Navigating the Stormy Life of R.J. Reynolds Jr.
It started as an investigative exercise filled with suspense. It’s always fascinating when decades-old papers on once-famous people turn up, and I’ll never forget the excitement of stepping back in time to weave all the pieces of a long forgotten story together. The subject was the late tobacco heir, R.J. “Dick” Reynolds Jr. As I started to relive his life through exclusive, private material and musty, yellowed papers and photos, the information I had my hands on led to an even more twisted tale. To unravel it, I visited dozens of libraries, courthouses, and archives in numerous states and countries. Peeling back the layers on Dick Reynolds’s life started out as a slow, methodical examination of fact and speculation and transformed into a roller coaster ride of action. There were unsolved mysteries about Dick’s death, but his wild escapades in life became just as interesting. I found myself following Dick through a whirlwind of drinking, parties, world travel, and unfathomable luxury, and I lost all sense of the value of a dollar as I documented Dick’s activities.
Dick was a complicated man. Some days I wanted to be like him—to live in his time, to have the money, access, and resources to explore and invent the way he did. He was a joy to be around, loved by all who didn’t know him that well. I wished I could have been at all the soirees in Europe, Asia, and the South Pacific with Dick and had the chance to enjoy his generous spirit. Other days I was utterly frustrated with my guy. How could he squander his potential and any chance of a healthy relationship with his family when he was so fortunate to have all that he had? Throughout his life, he tossed professional and personal opportunities into the sea, where he could be found, sailing away from his obligations. While I knew long before I started writing that there were suspicious individuals involved when Dick died and his fortune went missing, I found myself blaming Dick as well for his tragic end. He had a thousand chances to make it all turn out differently and he threw those chances away.

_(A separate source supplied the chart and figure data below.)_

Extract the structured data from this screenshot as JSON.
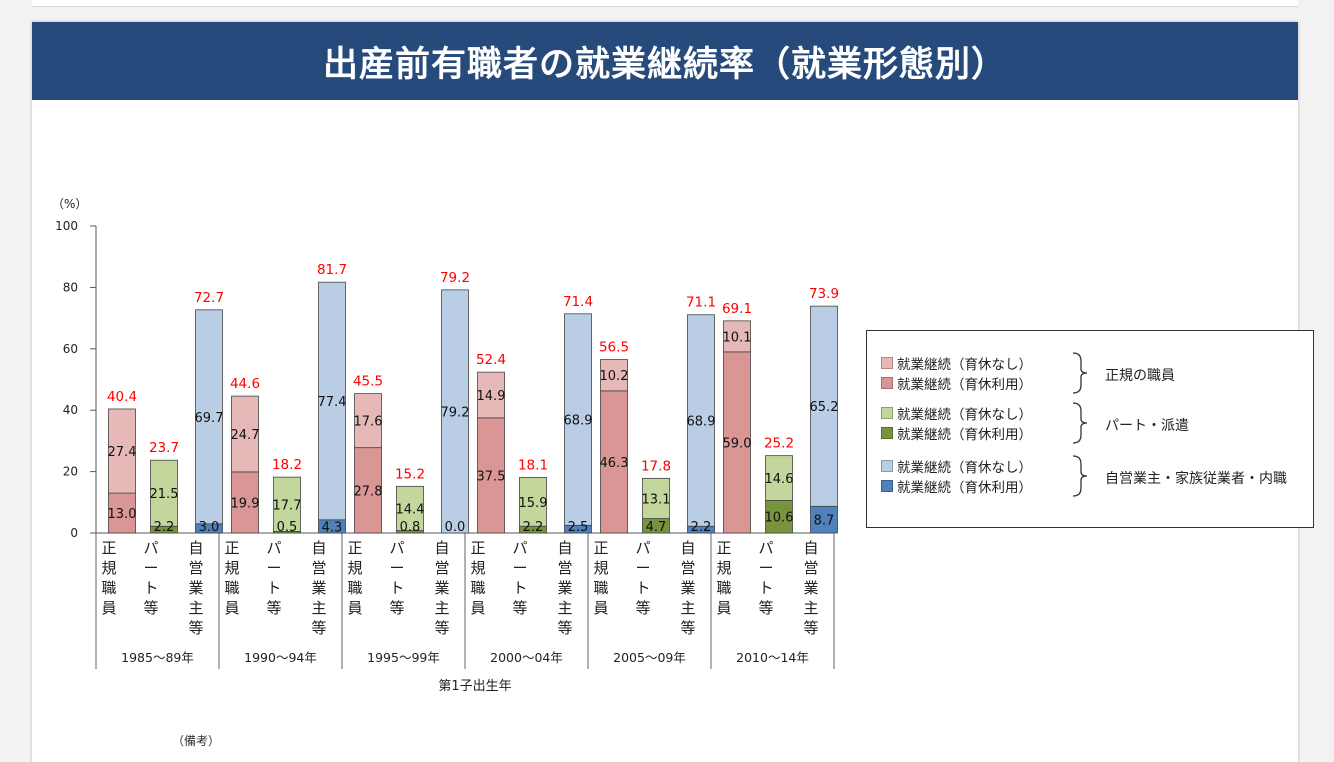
{
  "title": "出産前有職者の就業継続率（就業形態別）",
  "note": "（備考）",
  "chart_data": {
    "type": "bar",
    "stacked": true,
    "y_unit_label": "（%）",
    "ylim": [
      0,
      100
    ],
    "yticks": [
      "0",
      "20",
      "40",
      "60",
      "80",
      "100"
    ],
    "xlabel": "第1子出生年",
    "period_labels": [
      "1985〜89年",
      "1990〜94年",
      "1995〜99年",
      "2000〜04年",
      "2005〜09年",
      "2010〜14年"
    ],
    "category_labels": [
      "正規職員",
      "パート等",
      "自営業主等"
    ],
    "bars": [
      {
        "period": 0,
        "cat": 0,
        "with_leave": 13.0,
        "no_leave": 27.4,
        "total": 40.4,
        "with_label": "13.0",
        "no_label": "27.4",
        "total_label": "40.4"
      },
      {
        "period": 0,
        "cat": 1,
        "with_leave": 2.2,
        "no_leave": 21.5,
        "total": 23.7,
        "with_label": "2.2",
        "no_label": "21.5",
        "total_label": "23.7"
      },
      {
        "period": 0,
        "cat": 2,
        "with_leave": 3.0,
        "no_leave": 69.7,
        "total": 72.7,
        "with_label": "3.0",
        "no_label": "69.7",
        "total_label": "72.7"
      },
      {
        "period": 1,
        "cat": 0,
        "with_leave": 19.9,
        "no_leave": 24.7,
        "total": 44.6,
        "with_label": "19.9",
        "no_label": "24.7",
        "total_label": "44.6"
      },
      {
        "period": 1,
        "cat": 1,
        "with_leave": 0.5,
        "no_leave": 17.7,
        "total": 18.2,
        "with_label": "0.5",
        "no_label": "17.7",
        "total_label": "18.2"
      },
      {
        "period": 1,
        "cat": 2,
        "with_leave": 4.3,
        "no_leave": 77.4,
        "total": 81.7,
        "with_label": "4.3",
        "no_label": "77.4",
        "total_label": "81.7"
      },
      {
        "period": 2,
        "cat": 0,
        "with_leave": 27.8,
        "no_leave": 17.6,
        "total": 45.5,
        "with_label": "27.8",
        "no_label": "17.6",
        "total_label": "45.5"
      },
      {
        "period": 2,
        "cat": 1,
        "with_leave": 0.8,
        "no_leave": 14.4,
        "total": 15.2,
        "with_label": "0.8",
        "no_label": "14.4",
        "total_label": "15.2"
      },
      {
        "period": 2,
        "cat": 2,
        "with_leave": 0.0,
        "no_leave": 79.2,
        "total": 79.2,
        "with_label": "0.0",
        "no_label": "79.2",
        "total_label": "79.2"
      },
      {
        "period": 3,
        "cat": 0,
        "with_leave": 37.5,
        "no_leave": 14.9,
        "total": 52.4,
        "with_label": "37.5",
        "no_label": "14.9",
        "total_label": "52.4"
      },
      {
        "period": 3,
        "cat": 1,
        "with_leave": 2.2,
        "no_leave": 15.9,
        "total": 18.1,
        "with_label": "2.2",
        "no_label": "15.9",
        "total_label": "18.1"
      },
      {
        "period": 3,
        "cat": 2,
        "with_leave": 2.5,
        "no_leave": 68.9,
        "total": 71.4,
        "with_label": "2.5",
        "no_label": "68.9",
        "total_label": "71.4"
      },
      {
        "period": 4,
        "cat": 0,
        "with_leave": 46.3,
        "no_leave": 10.2,
        "total": 56.5,
        "with_label": "46.3",
        "no_label": "10.2",
        "total_label": "56.5"
      },
      {
        "period": 4,
        "cat": 1,
        "with_leave": 4.7,
        "no_leave": 13.1,
        "total": 17.8,
        "with_label": "4.7",
        "no_label": "13.1",
        "total_label": "17.8"
      },
      {
        "period": 4,
        "cat": 2,
        "with_leave": 2.2,
        "no_leave": 68.9,
        "total": 71.1,
        "with_label": "2.2",
        "no_label": "68.9",
        "total_label": "71.1"
      },
      {
        "period": 5,
        "cat": 0,
        "with_leave": 59.0,
        "no_leave": 10.1,
        "total": 69.1,
        "with_label": "59.0",
        "no_label": "10.1",
        "total_label": "69.1"
      },
      {
        "period": 5,
        "cat": 1,
        "with_leave": 10.6,
        "no_leave": 14.6,
        "total": 25.2,
        "with_label": "10.6",
        "no_label": "14.6",
        "total_label": "25.2"
      },
      {
        "period": 5,
        "cat": 2,
        "with_leave": 8.7,
        "no_leave": 65.2,
        "total": 73.9,
        "with_label": "8.7",
        "no_label": "65.2",
        "total_label": "73.9"
      }
    ],
    "colors": {
      "regular_no_leave": "#e6b9b8",
      "regular_with_leave": "#d99694",
      "part_no_leave": "#c3d69b",
      "part_with_leave": "#77933c",
      "self_no_leave": "#b9cde5",
      "self_with_leave": "#4f81bd",
      "total_label": "#ff0000"
    },
    "legend": {
      "groups": [
        {
          "name": "正規の職員",
          "items": [
            "就業継続（育休なし）",
            "就業継続（育休利用）"
          ],
          "colors": [
            "#e6b9b8",
            "#d99694"
          ]
        },
        {
          "name": "パート・派遣",
          "items": [
            "就業継続（育休なし）",
            "就業継続（育休利用）"
          ],
          "colors": [
            "#c3d69b",
            "#77933c"
          ]
        },
        {
          "name": "自営業主・家族従業者・内職",
          "items": [
            "就業継続（育休なし）",
            "就業継続（育休利用）"
          ],
          "colors": [
            "#b9cde5",
            "#4f81bd"
          ]
        }
      ]
    }
  }
}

Even as I knew how the story would end, I longed for Dick to overcome his demons, learn from his mistakes, make amends to his children, and finish all of the pioneering endeavors he started--aviation with Amelia Earhart and Charles Lindbergh, horse-racing, sailing and yacht-racing, political ambitions with FDR, Truman, and the Democratic Party, history-making investing and business deals, ground-breaking conservation efforts, celebrated philanthropy—and turn it all around. I never wanted the adventure to end and I never wanted anyone to suffer for it. But they would, and Dick and his legacy would suffer most of all. Kid Carolina is the exemplar of the familiar morality tale that teaches money can’t buy happiness. By the time the work on this complex biography was done, I was grateful for the lessons it taught me.